The third model is testing - i.e., using hacker tool to try and break into own systems in order to understand what adversaries are capable of and how much damage they can cause. The codebreaker model refers to a process when organizations engage hackers ("white hats") to understand their cyber vulnerabilities, capacity, and capabilities. The famous example of Bletchley Park British Code breakers in World War II, among its many firsts, including constructing the world’s first programmable digital computer Colossus, used surveillance of the messages being sent to decipher the Enigma and Lorenz German enciphering code machines and skills of the German coders. This approach is very useful as in the cyber world, we often deal with unknown unknowns and hackers working "on your side" are probably the best sensors of the threats, which have not been seen before or vulnerabilities, which may be exploited by adversaries in the future.
When Testing Becomes a Threat
Yet, the codebreaker model may not be useful if you (as a business) let hackers in and if it is made public that hackers got through your computer system, creating irreparable damage for your organizational reputation. This is a paradox: on the one hand, "ethical hackers" help uncover zero-day vulnerabilities, yet, publishing their testing results may (and most probably will) cause serious harm. This is why companies often need to make weighted decisions about how to respond to different levels of cyber threats, carefully considering the difference between compromising and victimizing. Inefficiencies in the organizational roles and responsibilities across the organizational resources is a part to this important challenge as it often has an impact on the effective cyber security strategy. How can finite human cyber security resources be best deployed to enable the focus and attention of effective responsibilities across the IT estate to manage threats and responses? This involves not only fixing several security controls but also having the ability to adapt and focus on areas, where the threats may evolve. Assuming the attackers will behave in the way we expect them to behave is a fundamental error in organizational cyber security thinking.

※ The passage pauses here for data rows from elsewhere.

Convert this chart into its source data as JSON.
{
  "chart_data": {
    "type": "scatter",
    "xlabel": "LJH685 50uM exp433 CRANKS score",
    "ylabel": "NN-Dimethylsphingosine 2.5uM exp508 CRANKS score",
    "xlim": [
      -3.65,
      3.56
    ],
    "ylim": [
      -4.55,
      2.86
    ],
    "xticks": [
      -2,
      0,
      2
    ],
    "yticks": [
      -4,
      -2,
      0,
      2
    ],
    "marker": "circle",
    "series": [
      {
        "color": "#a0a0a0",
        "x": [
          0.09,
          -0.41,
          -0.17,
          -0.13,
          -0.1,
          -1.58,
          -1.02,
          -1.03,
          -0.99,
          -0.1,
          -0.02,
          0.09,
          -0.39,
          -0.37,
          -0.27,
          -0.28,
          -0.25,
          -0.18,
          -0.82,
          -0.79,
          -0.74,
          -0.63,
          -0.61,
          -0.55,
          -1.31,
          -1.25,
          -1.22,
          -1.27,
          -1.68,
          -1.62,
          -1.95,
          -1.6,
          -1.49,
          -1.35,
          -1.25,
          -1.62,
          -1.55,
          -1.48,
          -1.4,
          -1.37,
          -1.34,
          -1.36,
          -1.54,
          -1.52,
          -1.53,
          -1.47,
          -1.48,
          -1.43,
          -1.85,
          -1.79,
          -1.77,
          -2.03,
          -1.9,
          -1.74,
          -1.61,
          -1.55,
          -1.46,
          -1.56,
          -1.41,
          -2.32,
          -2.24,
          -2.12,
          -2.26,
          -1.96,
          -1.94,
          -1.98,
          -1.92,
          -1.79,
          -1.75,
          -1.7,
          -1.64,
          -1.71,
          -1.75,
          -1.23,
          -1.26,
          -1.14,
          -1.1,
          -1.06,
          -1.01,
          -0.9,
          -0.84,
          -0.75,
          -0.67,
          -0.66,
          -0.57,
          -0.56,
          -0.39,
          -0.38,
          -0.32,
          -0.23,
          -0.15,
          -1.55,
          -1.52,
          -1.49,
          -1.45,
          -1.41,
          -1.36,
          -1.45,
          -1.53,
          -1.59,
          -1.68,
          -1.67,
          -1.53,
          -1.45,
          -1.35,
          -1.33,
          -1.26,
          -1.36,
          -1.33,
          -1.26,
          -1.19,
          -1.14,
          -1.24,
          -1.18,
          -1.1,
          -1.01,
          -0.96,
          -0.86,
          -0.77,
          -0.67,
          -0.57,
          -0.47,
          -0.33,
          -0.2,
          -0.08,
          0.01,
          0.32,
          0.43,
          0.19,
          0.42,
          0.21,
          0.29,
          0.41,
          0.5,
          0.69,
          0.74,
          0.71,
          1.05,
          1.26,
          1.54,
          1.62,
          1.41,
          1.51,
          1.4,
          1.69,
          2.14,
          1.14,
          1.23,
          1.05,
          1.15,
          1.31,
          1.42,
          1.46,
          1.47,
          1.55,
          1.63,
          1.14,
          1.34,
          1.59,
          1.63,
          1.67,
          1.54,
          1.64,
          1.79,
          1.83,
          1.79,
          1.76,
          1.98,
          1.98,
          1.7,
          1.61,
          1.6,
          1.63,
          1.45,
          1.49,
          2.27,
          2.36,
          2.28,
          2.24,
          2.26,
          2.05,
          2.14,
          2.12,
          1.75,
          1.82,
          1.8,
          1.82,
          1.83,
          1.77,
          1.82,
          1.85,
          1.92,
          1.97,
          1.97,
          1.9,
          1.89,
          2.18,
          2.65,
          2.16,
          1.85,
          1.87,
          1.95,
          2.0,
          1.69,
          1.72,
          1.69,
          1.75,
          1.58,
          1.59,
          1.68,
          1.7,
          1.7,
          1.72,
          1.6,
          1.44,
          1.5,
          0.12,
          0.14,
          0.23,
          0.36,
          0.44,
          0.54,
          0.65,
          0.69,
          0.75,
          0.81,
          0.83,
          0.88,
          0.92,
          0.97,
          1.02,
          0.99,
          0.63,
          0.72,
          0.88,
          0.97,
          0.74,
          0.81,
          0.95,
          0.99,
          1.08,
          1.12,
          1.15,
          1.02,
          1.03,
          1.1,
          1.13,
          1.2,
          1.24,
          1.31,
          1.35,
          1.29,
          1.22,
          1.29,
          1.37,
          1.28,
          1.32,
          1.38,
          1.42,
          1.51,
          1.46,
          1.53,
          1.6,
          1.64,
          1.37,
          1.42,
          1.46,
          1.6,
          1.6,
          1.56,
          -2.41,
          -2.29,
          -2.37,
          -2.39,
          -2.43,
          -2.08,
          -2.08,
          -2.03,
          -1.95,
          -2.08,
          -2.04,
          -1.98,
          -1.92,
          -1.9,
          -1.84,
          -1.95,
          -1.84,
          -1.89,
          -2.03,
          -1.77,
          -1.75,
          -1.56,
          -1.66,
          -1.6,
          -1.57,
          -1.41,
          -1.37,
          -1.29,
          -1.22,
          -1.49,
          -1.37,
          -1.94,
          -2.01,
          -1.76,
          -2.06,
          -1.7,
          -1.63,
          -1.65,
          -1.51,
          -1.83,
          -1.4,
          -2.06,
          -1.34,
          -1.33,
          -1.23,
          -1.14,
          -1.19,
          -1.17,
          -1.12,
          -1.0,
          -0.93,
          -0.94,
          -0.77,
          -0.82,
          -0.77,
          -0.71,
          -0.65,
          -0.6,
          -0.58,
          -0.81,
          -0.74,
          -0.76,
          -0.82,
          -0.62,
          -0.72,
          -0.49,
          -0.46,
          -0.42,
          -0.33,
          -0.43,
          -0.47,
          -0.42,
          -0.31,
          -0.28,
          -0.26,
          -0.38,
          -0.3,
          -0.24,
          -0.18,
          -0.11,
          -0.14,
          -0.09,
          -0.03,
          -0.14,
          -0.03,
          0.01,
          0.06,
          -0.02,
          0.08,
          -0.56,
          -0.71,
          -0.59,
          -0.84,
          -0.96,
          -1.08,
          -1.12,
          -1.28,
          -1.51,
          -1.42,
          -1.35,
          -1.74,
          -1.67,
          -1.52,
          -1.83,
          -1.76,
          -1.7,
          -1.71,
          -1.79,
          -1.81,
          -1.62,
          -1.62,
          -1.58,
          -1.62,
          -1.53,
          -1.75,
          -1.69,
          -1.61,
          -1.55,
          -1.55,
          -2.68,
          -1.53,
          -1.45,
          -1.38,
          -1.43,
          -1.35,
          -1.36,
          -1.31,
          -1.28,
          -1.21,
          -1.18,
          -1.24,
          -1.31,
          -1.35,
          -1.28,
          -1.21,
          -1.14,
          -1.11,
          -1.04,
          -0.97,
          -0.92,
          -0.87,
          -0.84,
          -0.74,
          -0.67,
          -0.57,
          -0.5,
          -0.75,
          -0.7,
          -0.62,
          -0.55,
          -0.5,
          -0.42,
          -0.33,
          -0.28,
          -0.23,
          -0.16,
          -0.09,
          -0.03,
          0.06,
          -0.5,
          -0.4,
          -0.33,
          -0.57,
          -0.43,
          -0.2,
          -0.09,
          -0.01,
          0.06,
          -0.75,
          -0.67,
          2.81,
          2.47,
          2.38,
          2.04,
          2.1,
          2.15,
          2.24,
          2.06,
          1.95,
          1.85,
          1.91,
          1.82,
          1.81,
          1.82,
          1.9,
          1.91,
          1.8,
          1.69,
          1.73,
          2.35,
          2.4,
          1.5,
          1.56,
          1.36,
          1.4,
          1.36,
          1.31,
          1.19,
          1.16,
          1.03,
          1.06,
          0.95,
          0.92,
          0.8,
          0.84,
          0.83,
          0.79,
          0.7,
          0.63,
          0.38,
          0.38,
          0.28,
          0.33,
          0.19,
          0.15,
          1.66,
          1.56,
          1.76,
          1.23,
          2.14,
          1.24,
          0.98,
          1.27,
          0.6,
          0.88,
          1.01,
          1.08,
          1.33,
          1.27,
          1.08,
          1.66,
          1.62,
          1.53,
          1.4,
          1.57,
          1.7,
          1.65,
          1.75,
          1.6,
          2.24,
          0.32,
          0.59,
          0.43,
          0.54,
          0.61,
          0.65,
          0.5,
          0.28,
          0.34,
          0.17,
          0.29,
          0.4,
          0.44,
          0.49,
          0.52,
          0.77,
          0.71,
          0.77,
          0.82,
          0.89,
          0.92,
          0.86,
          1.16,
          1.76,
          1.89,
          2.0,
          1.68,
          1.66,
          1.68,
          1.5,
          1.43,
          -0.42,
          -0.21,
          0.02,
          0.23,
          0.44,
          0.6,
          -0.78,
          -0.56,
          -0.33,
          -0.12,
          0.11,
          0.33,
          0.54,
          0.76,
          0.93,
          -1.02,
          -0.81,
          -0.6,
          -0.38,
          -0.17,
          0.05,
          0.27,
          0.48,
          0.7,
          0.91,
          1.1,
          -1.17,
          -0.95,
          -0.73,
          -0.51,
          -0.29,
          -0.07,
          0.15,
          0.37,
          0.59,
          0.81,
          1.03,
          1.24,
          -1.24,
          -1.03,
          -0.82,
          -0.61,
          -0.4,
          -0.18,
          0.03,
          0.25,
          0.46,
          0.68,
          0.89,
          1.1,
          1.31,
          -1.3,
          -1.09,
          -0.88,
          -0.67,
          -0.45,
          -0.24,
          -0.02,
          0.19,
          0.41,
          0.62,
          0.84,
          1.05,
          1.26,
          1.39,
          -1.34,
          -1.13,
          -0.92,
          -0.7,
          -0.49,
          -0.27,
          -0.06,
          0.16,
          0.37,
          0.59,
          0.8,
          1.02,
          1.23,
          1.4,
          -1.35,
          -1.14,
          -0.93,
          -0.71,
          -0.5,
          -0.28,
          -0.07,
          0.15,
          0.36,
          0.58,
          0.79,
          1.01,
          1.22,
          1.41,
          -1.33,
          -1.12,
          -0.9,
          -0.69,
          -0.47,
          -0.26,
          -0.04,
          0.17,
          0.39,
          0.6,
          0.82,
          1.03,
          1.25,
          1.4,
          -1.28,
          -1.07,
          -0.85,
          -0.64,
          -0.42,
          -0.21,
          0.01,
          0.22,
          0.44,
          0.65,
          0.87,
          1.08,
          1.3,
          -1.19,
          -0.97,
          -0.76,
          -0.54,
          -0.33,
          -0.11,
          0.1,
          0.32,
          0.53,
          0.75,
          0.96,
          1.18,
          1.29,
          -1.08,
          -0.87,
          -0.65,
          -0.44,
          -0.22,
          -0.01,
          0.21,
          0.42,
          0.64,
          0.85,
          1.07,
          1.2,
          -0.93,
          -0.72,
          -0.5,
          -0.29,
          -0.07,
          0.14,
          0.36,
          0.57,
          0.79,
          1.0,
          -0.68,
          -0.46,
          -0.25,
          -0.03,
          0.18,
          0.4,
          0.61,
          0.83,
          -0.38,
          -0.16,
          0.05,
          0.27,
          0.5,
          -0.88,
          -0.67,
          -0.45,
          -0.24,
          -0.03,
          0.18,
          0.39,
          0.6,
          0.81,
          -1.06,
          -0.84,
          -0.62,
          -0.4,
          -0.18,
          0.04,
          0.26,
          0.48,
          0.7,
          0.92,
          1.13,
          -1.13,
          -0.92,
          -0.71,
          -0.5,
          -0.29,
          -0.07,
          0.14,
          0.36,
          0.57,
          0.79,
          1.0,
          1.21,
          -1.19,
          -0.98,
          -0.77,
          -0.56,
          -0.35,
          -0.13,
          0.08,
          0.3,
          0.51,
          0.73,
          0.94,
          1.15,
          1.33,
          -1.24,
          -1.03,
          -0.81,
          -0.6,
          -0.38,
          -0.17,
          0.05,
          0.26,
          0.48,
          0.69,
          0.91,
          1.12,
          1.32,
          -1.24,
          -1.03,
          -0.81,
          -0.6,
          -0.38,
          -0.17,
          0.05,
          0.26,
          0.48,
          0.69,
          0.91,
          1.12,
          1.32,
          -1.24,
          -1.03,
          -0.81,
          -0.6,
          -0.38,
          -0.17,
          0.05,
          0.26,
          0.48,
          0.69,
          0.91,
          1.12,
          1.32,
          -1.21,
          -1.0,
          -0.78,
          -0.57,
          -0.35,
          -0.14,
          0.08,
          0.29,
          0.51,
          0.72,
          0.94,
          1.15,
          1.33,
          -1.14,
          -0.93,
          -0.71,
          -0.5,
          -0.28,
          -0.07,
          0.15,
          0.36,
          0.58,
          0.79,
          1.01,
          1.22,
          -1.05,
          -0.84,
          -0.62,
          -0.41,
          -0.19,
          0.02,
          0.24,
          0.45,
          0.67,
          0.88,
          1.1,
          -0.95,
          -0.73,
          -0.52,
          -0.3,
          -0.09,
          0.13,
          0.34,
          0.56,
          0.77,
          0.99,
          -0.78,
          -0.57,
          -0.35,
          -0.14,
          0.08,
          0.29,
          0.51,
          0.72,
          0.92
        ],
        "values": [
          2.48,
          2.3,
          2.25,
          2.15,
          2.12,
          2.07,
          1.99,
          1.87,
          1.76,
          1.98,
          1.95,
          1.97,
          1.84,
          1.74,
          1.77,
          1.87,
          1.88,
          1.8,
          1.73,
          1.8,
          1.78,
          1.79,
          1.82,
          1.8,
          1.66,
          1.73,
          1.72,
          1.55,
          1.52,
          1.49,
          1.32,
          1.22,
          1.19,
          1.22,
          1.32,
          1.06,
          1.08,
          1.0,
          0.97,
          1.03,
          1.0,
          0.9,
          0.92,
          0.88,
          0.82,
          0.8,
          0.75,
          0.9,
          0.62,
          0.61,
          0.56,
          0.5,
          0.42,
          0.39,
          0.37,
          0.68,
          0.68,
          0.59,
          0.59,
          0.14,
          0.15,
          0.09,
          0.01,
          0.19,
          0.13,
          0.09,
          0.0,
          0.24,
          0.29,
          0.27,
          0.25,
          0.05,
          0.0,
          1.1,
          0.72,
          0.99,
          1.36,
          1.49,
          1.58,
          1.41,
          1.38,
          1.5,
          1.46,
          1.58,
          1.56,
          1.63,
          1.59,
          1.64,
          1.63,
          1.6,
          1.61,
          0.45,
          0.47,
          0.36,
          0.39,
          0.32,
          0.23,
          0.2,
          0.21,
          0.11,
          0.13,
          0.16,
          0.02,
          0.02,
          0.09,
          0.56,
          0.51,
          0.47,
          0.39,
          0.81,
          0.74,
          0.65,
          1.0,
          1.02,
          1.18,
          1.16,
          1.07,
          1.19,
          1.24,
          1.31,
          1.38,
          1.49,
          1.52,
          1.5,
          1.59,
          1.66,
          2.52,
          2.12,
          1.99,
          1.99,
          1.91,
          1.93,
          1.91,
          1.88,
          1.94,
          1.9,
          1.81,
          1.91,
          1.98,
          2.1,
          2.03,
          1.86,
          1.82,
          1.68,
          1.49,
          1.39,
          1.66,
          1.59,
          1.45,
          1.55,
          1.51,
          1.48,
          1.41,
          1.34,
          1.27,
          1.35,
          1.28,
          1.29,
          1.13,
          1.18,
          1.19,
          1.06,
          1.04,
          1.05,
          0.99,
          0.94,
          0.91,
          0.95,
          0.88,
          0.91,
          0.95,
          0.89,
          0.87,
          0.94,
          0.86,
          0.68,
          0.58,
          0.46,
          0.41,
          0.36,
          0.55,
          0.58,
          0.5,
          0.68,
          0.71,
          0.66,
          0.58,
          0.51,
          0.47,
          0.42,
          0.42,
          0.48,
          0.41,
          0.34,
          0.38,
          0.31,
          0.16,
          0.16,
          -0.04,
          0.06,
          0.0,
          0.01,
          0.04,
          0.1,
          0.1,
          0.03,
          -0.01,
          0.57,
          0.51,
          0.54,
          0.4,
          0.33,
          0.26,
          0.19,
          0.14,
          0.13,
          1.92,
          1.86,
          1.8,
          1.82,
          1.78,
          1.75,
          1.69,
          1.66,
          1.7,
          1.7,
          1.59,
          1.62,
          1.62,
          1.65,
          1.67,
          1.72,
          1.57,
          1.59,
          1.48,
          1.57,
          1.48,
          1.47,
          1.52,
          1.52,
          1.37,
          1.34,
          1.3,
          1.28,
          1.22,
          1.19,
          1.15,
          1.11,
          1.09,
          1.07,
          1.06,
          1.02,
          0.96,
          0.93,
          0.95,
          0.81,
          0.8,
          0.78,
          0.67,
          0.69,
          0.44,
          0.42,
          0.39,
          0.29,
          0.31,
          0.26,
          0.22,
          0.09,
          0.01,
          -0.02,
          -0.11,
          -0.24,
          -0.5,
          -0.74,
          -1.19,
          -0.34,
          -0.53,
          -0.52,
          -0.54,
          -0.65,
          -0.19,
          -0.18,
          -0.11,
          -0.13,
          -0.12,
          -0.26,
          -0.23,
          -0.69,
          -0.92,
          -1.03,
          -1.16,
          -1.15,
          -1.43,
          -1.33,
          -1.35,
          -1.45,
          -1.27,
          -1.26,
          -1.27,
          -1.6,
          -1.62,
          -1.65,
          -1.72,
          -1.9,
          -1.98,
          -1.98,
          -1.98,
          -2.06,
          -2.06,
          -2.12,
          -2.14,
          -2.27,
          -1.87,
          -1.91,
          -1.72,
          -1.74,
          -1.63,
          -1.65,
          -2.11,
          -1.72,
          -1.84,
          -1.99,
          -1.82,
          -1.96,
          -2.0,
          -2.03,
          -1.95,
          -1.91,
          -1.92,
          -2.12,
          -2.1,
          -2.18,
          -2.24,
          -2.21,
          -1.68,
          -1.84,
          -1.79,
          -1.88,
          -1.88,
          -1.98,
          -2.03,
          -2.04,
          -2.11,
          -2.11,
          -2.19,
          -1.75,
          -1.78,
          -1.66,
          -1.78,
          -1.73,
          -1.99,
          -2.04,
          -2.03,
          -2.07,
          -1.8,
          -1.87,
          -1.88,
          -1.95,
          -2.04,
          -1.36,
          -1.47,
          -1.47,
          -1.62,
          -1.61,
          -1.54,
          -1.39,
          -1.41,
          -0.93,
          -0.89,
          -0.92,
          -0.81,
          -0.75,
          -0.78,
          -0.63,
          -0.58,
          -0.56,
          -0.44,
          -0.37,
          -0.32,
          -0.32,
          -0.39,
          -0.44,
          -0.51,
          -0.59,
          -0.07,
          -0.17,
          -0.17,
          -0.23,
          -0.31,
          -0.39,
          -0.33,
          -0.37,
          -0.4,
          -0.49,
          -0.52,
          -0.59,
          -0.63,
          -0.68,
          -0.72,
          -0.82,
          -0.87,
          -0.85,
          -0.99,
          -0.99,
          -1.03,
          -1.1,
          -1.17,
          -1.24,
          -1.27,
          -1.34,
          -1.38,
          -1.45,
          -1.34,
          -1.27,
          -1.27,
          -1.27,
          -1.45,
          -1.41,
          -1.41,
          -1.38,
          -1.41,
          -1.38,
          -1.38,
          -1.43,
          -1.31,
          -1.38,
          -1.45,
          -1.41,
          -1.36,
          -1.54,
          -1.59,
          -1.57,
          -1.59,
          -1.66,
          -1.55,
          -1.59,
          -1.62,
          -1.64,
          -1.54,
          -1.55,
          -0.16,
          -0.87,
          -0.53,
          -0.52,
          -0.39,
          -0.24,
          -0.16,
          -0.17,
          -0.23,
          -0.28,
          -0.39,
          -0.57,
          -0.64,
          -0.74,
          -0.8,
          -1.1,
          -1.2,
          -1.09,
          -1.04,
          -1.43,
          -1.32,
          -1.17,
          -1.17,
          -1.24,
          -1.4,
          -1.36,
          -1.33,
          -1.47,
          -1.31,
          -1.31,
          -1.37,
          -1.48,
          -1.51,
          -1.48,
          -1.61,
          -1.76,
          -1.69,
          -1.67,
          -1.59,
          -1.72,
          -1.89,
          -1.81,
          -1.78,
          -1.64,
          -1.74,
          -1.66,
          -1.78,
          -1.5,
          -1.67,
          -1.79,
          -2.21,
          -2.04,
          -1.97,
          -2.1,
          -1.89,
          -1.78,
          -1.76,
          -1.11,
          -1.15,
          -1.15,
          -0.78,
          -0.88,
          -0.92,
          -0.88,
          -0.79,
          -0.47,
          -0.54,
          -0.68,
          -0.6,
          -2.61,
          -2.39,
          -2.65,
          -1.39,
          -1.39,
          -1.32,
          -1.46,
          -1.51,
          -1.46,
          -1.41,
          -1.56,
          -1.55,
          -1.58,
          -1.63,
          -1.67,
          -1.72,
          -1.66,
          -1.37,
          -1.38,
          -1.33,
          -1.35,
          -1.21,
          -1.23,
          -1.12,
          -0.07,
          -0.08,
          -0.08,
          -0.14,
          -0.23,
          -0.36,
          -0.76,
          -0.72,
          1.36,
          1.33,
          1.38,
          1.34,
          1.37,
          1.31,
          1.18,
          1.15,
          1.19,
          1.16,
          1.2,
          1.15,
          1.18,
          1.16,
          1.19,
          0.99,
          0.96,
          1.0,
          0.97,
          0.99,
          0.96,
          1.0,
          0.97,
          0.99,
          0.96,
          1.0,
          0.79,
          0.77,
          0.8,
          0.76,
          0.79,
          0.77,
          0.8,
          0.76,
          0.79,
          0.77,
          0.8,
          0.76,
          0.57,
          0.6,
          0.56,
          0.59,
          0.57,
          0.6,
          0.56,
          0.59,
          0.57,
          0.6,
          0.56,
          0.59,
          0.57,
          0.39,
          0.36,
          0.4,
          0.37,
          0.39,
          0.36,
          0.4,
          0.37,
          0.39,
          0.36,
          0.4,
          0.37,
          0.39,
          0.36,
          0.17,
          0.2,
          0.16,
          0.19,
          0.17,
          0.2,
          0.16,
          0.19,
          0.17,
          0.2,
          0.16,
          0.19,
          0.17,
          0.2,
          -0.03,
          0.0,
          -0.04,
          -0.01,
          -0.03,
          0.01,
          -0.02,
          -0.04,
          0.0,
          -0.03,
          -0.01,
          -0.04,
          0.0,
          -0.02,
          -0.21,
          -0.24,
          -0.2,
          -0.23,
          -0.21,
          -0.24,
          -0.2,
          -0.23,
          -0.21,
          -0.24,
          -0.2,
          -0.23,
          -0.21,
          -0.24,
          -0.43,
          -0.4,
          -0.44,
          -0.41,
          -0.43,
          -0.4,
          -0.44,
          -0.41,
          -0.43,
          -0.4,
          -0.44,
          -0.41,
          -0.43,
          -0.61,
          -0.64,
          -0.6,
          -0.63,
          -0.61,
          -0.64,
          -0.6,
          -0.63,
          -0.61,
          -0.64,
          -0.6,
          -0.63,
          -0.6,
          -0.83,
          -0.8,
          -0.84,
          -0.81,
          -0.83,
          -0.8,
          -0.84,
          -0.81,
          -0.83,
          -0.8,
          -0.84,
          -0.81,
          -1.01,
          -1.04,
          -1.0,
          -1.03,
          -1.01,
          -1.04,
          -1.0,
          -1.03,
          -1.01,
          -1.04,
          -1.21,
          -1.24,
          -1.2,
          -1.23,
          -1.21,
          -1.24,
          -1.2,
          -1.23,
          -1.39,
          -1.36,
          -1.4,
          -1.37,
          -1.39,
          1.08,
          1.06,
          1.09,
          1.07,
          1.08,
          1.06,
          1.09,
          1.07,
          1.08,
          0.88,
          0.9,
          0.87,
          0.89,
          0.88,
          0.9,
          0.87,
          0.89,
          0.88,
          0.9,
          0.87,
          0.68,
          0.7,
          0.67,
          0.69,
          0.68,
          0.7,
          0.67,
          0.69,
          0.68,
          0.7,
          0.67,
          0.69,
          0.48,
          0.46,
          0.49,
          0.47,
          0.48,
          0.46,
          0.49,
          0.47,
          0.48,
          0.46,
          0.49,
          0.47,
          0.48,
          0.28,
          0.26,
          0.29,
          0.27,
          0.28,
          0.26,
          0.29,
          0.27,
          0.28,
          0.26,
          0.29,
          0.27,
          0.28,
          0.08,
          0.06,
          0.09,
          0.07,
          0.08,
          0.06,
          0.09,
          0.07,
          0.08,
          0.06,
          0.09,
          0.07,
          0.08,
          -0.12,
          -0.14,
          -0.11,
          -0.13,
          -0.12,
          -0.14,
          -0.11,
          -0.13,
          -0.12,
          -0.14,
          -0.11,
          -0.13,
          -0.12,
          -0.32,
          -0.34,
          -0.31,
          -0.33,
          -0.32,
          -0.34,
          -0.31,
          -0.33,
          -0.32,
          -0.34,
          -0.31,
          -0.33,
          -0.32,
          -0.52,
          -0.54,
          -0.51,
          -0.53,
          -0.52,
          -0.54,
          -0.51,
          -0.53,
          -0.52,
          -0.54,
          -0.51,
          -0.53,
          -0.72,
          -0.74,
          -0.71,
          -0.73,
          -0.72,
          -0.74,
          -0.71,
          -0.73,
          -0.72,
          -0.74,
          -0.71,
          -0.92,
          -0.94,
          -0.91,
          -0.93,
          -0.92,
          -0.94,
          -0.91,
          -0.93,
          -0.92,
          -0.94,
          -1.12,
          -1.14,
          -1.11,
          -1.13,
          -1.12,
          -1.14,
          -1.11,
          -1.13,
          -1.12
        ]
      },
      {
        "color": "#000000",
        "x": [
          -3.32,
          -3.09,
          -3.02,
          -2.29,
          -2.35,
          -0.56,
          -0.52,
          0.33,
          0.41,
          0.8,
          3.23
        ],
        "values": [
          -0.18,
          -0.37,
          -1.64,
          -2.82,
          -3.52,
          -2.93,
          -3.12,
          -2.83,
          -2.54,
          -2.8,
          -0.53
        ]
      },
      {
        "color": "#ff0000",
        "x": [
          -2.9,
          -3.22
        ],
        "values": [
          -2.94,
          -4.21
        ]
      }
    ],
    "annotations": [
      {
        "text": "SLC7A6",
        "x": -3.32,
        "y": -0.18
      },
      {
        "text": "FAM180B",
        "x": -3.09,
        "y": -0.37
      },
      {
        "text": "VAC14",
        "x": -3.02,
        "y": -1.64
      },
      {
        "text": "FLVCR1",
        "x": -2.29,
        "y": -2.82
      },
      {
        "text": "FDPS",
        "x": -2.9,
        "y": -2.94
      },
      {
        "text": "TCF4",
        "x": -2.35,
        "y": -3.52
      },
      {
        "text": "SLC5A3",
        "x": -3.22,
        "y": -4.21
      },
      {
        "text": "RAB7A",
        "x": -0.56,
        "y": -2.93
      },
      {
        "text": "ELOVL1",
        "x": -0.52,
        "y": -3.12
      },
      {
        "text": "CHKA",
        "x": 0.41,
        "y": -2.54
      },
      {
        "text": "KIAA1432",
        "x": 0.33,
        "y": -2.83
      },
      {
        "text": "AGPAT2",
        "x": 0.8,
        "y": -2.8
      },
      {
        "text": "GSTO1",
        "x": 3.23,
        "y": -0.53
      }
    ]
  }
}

While it may work in finance or accounting, in cyber security, making assumptions about adversarial course of action is not always beneficial. It may improve some level of posture and resilience, but this is a grey area - there is a fragile balance between understanding organisational risks, business goals and potential harm from publicity. Having something that you can measure and analyze; and, importantly, having metrics you can confidently say you understand, is part of the solution. When employing the "white hats", it important to clearly understand the KPIs, deliverables and measures of success of the testing team in order to make sure that testing delivers important benefits without inflicting harms for your company.